A Study On WWE Viewer Demographics Showed An Interesting Trend

WWE Raw ratings have been trending downward over the past few years (well, over the past decade, but let’s be constructive here). We knew that. We also knew that television is an extremely different place than it was back during the Monday Night Wars, when WWE and WCW went head-to-head every week in a grab for the majority of the pro wrestling viewing audience. It’s practically a different medium.

But the ratings still matter to advertisers, and to networks. The USA Network likes being able to boast about Raw and Smackdown winning the cable ratings for the night, and they definitely notice when that doesn’t happen. All that is to say that while ratings have been going down bit by bit, the large contingent of hardcore fans continues to watch. But the people who comprise that hardcore contingent of viewers looks very different than it did 10 years ago.

If you recall, the Attitude Era and the Ruthless Aggression Era were followed by what many fans derisively referred to as “The PG Era,” when WWE pretty much got away from salacious and scandalous storylines altogether in favor of poop and fart jokes, no more blood, less violence, and more family-friendly fare in general. We’re into a new era now (or New Era, if you will), and some of that edge and attitude has returned. It’s a more adult product now than it was a few years ago. And there’s a very pertinent reason for that.

Magna Global conducted a new study for SportsBusiness Daily Global, and they found that the median age of pro wrestling viewers has increased over the past 16 years. Actually, that’s an understatement. The median age has doubled in that time. In the year 2000, the median age — the midpoint of the spread of viewers watching pro wrestling — was 28. The median age in 2006 was 33, and in 2016, the median age jumped all the way up to 54. That increase of 24 years in median age is the biggest jump among all sports by quite some margin. The next-biggest increase was the median age of NHL viewers, which has increased by 16 years in that time.

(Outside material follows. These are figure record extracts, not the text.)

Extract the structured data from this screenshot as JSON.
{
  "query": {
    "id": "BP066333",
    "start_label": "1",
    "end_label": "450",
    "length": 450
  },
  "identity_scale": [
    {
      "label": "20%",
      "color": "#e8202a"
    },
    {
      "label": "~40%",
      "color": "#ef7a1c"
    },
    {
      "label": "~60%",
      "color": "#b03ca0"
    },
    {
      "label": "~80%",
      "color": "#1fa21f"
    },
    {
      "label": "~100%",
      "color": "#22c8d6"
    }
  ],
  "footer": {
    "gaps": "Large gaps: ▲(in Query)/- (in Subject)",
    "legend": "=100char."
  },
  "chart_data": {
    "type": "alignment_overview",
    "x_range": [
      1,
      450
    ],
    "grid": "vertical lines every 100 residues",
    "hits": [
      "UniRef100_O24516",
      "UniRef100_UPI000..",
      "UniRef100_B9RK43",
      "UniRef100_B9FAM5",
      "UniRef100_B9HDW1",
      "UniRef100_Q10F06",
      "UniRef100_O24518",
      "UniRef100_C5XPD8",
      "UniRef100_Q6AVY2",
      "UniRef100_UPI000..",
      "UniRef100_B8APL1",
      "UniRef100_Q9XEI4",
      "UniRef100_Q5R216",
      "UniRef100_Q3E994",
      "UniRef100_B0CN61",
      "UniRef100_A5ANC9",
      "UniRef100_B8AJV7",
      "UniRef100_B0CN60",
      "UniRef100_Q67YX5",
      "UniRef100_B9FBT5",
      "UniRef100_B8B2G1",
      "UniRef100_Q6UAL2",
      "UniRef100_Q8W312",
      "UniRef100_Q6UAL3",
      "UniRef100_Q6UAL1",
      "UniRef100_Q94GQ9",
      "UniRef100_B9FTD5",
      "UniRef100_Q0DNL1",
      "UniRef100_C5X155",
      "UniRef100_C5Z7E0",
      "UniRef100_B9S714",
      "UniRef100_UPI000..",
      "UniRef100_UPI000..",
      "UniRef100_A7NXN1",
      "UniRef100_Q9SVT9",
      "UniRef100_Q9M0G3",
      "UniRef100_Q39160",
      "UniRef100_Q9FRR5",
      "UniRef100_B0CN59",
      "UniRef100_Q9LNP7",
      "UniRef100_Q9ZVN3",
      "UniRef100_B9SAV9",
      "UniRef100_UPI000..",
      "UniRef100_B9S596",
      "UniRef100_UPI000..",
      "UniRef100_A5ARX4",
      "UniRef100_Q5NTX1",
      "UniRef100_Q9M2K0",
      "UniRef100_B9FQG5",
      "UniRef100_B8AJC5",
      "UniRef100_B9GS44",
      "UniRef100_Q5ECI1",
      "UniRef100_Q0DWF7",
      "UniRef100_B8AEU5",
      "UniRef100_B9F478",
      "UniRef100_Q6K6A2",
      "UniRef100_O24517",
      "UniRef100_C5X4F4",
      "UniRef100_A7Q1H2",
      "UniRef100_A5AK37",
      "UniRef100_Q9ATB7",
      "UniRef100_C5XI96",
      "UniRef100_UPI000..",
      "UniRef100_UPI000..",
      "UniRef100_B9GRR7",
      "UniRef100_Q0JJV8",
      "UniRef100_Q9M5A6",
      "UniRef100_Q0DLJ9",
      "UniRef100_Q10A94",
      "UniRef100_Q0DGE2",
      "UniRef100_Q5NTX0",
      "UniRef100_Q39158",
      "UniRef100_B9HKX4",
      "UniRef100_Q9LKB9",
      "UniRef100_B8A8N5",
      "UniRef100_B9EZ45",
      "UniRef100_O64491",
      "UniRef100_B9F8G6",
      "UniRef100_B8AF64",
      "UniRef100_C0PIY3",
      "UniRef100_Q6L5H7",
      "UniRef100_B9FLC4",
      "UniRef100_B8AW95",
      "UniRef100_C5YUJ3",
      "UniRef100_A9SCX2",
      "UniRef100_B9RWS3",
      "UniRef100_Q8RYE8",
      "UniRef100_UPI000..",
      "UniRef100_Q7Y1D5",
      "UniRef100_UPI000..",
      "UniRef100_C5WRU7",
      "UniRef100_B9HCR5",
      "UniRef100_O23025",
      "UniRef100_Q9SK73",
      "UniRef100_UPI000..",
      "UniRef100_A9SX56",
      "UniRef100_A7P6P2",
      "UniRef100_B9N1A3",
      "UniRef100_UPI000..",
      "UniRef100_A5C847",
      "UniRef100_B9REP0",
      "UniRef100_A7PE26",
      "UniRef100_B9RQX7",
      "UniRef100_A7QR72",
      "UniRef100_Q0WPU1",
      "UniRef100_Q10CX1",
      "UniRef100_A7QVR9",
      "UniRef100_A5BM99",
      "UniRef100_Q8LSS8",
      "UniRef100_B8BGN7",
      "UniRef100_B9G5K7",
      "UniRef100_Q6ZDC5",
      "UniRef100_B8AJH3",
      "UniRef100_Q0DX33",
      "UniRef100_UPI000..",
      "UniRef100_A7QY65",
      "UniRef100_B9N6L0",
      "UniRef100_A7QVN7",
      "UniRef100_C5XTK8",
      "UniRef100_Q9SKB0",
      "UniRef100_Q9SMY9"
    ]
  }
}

This data all indicates that fans who got into wrestling during the Attitude Era stuck around, and that kids don’t make up as much of the audience as they used to. The diehards remain the diehards, but they’re aging along with the product, while WWE is having a harder time in the past 16 years bringing in new young viewers as a new generation of fans. Maybe it’s time to hit the reset button on Bayley and give it another shot.